Dalam konteks ini, fenomena El Nino-Southern Oscillation (ENSO) terpantau sedang menguat pada fase negatif, yang menunjukkan adanya potensi La Nina lemah. Kondisi ini berimbas pada peningkatan pasokan uap air, yang mendukung terbentuknya awan hujan di sejumlah daerah.
BMKG juga mencatat bahwa suhu muka laut yang relatif hangat berkontribusi pada pasokan uap air yang penting untuk pembentukan hujan. Melalui prospek cuaca sepekan, BMKG memprediksi bahwa perubahan ini akan memengaruhi cuaca di wilayah Indonesia secara signifikan.
Dinamika Atmosfer dan Implikasinya terhadap Cuaca Indonesia
Menurut pantauan BMKG, aktivitas Madden-Julian Oscillation (MJO) diperkirakan akan aktif di wilayah Laut Maluku dan Maluku Utara. Keberadaan MJO ini memungkinkan pertumbuhan awan hujan yang berpotensi terjadi di wilayah-wilayah tersebut dalam waktu dekat.

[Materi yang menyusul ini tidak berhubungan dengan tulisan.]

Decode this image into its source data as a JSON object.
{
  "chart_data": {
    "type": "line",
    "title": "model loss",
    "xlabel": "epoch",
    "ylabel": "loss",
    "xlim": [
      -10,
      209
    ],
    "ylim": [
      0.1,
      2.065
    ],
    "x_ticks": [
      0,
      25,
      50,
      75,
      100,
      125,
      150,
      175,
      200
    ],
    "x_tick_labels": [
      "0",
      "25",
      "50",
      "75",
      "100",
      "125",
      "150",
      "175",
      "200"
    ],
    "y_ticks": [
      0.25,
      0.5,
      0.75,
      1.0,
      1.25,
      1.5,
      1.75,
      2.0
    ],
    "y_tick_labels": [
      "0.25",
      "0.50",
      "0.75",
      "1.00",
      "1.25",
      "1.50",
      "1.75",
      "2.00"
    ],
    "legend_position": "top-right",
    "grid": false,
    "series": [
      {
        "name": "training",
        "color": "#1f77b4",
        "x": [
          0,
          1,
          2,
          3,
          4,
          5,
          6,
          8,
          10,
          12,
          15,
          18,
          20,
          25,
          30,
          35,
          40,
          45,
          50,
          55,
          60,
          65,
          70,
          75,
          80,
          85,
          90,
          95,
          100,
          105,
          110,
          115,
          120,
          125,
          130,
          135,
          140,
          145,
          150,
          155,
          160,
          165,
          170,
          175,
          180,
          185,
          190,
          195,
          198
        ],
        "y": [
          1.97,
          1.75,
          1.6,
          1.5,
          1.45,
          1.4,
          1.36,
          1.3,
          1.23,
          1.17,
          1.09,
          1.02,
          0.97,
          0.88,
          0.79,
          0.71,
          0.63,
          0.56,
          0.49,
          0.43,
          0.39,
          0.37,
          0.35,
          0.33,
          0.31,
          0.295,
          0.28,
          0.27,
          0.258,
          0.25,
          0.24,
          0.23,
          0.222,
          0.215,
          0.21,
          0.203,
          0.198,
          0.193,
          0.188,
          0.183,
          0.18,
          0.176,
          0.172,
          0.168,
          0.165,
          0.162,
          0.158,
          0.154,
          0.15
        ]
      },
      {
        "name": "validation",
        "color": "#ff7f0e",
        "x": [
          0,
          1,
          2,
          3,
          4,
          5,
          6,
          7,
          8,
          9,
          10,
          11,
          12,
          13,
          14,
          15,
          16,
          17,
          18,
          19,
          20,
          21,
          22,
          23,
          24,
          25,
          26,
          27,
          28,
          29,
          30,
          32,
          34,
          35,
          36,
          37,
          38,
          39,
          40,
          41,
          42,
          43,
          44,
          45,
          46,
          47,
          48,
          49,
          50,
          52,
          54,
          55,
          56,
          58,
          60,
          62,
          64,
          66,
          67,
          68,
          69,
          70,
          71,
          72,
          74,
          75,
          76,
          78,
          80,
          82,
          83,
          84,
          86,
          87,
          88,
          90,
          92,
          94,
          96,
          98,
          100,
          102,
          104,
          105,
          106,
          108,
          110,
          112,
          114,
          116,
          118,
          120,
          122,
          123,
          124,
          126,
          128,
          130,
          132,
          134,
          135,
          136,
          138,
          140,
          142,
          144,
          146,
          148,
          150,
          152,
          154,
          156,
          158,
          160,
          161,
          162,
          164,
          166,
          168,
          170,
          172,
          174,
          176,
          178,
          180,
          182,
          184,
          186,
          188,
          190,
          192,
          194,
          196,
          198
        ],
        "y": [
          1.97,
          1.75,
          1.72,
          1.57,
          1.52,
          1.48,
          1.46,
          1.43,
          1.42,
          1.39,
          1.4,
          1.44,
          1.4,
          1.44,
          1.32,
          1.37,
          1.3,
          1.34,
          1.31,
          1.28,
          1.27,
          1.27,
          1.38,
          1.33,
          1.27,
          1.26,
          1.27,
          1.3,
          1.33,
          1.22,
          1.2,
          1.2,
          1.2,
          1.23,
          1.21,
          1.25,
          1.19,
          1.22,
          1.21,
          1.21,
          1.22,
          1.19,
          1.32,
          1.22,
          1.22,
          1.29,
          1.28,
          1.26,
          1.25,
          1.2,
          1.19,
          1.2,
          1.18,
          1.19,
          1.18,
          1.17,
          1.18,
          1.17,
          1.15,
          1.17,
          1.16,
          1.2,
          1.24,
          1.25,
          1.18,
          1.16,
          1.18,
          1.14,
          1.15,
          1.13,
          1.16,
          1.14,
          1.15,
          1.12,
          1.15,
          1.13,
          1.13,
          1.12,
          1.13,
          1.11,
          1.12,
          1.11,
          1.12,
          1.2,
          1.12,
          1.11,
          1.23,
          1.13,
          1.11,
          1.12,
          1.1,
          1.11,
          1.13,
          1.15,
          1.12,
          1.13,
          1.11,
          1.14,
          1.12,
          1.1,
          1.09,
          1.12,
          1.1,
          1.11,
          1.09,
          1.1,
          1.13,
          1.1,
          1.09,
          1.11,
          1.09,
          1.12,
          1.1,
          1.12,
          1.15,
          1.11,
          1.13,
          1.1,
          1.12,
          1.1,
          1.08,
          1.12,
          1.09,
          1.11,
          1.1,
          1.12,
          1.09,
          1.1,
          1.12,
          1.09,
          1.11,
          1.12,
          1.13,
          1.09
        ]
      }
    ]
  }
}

Selain itu, gelombang ekuator juga terpantau aktif yang dapat memperkuat proses konvektif. Kombinasi berbagai faktor meteorologis seperti MJO, gelombang Kelvin, dan Gelombang Rossby Ekuator berdampak pada peningkatan aktivitas hujan di beberapa sektor.

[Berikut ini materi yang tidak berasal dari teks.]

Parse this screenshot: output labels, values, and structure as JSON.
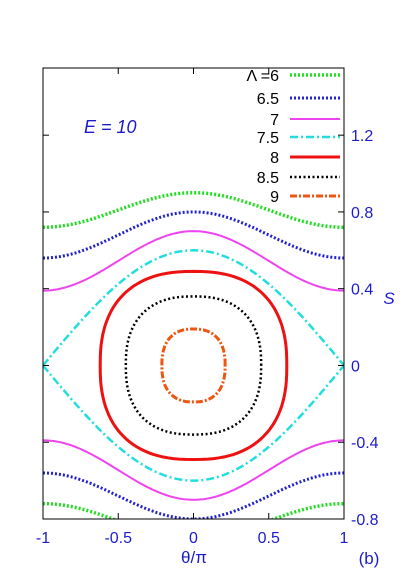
{
  "chart_data": {
    "type": "line",
    "panel_label": "(b)",
    "xlabel": "θ/π",
    "ylabel": "S",
    "annotation": "E = 10",
    "xlim": [
      -1,
      1
    ],
    "ylim": [
      -0.8,
      1.55
    ],
    "x_ticks": [
      "-1",
      "-0.5",
      "0",
      "0.5",
      "1"
    ],
    "y_ticks": [
      "-0.8",
      "-0.4",
      "0",
      "0.4",
      "0.8",
      "1.2"
    ],
    "grid": false,
    "legend_position": "top-right",
    "series": [
      {
        "name": "Λ =6",
        "color": "#22dd22",
        "dash": "2,2",
        "width": 3.5,
        "kind": "open",
        "values": [
          {
            "x": -1,
            "y": 0.72
          },
          {
            "x": 0,
            "y": 0.9
          },
          {
            "x": 1,
            "y": 0.72
          }
        ],
        "mirror": true
      },
      {
        "name": "6.5",
        "color": "#2222cc",
        "dash": "2,2",
        "width": 3,
        "kind": "open",
        "values": [
          {
            "x": -1,
            "y": 0.56
          },
          {
            "x": 0,
            "y": 0.8
          },
          {
            "x": 1,
            "y": 0.56
          }
        ],
        "mirror": true
      },
      {
        "name": "7",
        "color": "#ee44ee",
        "dash": "",
        "width": 2,
        "kind": "open",
        "values": [
          {
            "x": -1,
            "y": 0.39
          },
          {
            "x": 0,
            "y": 0.7
          },
          {
            "x": 1,
            "y": 0.39
          }
        ],
        "mirror": true
      },
      {
        "name": "7.5",
        "color": "#22dddd",
        "dash": "8,3,2,3",
        "width": 2.5,
        "kind": "separatrix",
        "values": [
          {
            "x": -1,
            "y": 0
          },
          {
            "x": 0,
            "y": 0.6
          },
          {
            "x": 1,
            "y": 0
          }
        ],
        "mirror": true
      },
      {
        "name": "8",
        "color": "#ee1111",
        "dash": "",
        "width": 3,
        "kind": "closed",
        "values": [
          {
            "x": -0.62,
            "y": 0
          },
          {
            "x": 0,
            "y": 0.49
          },
          {
            "x": 0.62,
            "y": 0
          },
          {
            "x": 0,
            "y": -0.49
          }
        ]
      },
      {
        "name": "8.5",
        "color": "#000000",
        "dash": "2,2.5",
        "width": 2.5,
        "kind": "closed",
        "values": [
          {
            "x": -0.45,
            "y": 0
          },
          {
            "x": 0,
            "y": 0.36
          },
          {
            "x": 0.45,
            "y": 0
          },
          {
            "x": 0,
            "y": -0.36
          }
        ]
      },
      {
        "name": "9",
        "color": "#ee5511",
        "dash": "7,2,2,2",
        "width": 3,
        "kind": "closed",
        "values": [
          {
            "x": -0.21,
            "y": 0
          },
          {
            "x": 0,
            "y": 0.19
          },
          {
            "x": 0.21,
            "y": 0
          },
          {
            "x": 0,
            "y": -0.19
          }
        ]
      }
    ]
  }
}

BMKG juga menyebutkan bahwa keberadaan Siklon Tropis Nokaen yang berada di Laut Filipina menjadi salah satu pendorong hujan lebat. Dengan kecepatan angin maksimum sebesar 35 knot dan tekanan udara 1000 hPa, siklon ini kemungkinan akan bergerak ke arah Barat Laut.
Berbagai Faktor yang Mempengaruhi Pembentukan Awan Hujan
Di samping itu, ada juga Bibit 96S yang pergerakannya diperkirakan akan berlanjut, dengan kecepatan angin maksimum 20 knot. Berada di sekitar Pesisir Barat Sumatera hingga Papua, sistem ini mempengaruhi pola angin di wilayah konvergensi.
Pergerakan sistem ini dapat memperkuat pertumbuhan awan hujan di area dekat sirkulasi siklonik dan sepanjang daerah konvergensi. BMKG yakin bahwa kondisi atmosfer yang dinamis akan mengarah pada peningkatan signifikan dalam pembentukan hujan.
BMKG juga memperkirakan adanya seruakan dingin atau cold surge dari Benua Asia terbesar di wilayah Indonesia. Ini ada hubungannya dengan perbedaan tekanan tinggi di Gushi, yang turut berperan dalam mempercepat datangnya monsun Asia ke kawasan Indonesia.
Potensi Hujan dan Angin Kencang Selama Sepekan ke Depan
Dalam prospeknya, BMKG mengingatkan bahwa mulai 16 hingga 18 Januari 2026, secara umum cuaca di Indonesia akan didominasi oleh hujan. Peningkatan hujan dengan intensitas sedang di sejumlah daerah harus diwaspadai oleh masyarakat.
Khususnya, hujan lebat yang disertai kilat dan angin kencang berpotensi terjadi di beberapa wilayah. BMKG memberikan peringatan dini dalam kategori siaga untuk daerah-daerah tertentu yang berpotensi mengalami hujan dengan intensitas sangat lebat.
Daerah yang dikategorikan dalam siaga mencakup Sumatra Selatan hingga Maluku. Pengaruh angin kencang juga akan memengaruhi sejumlah wilayah, termasuk DKI Jakarta, Jawa Barat, dan Bali.
Selanjutnya, pada periode 19 hingga 22 Januari 2026, BMKG memprediksi cuaca di Indonesia masih didominasi oleh hujan ringan hingga lebat. Masyarakat perlu tetap waspada terhadap potensi hujan intensitas sedang di beberapa lokasi, yang dapat mengakibatkan dampak signifikan.
Dengan memperhatikan potensi peningkatan hujan ini, BMKG mengeluarkan peringatan dini bagi kawasan-kawasan tertentu. Angin kencang yang terjadi juga akan memengaruhi berbagai wilayah di Indonesia, memperkuat risiko cuaca ekstrem yang dihadapi oleh masyarakat.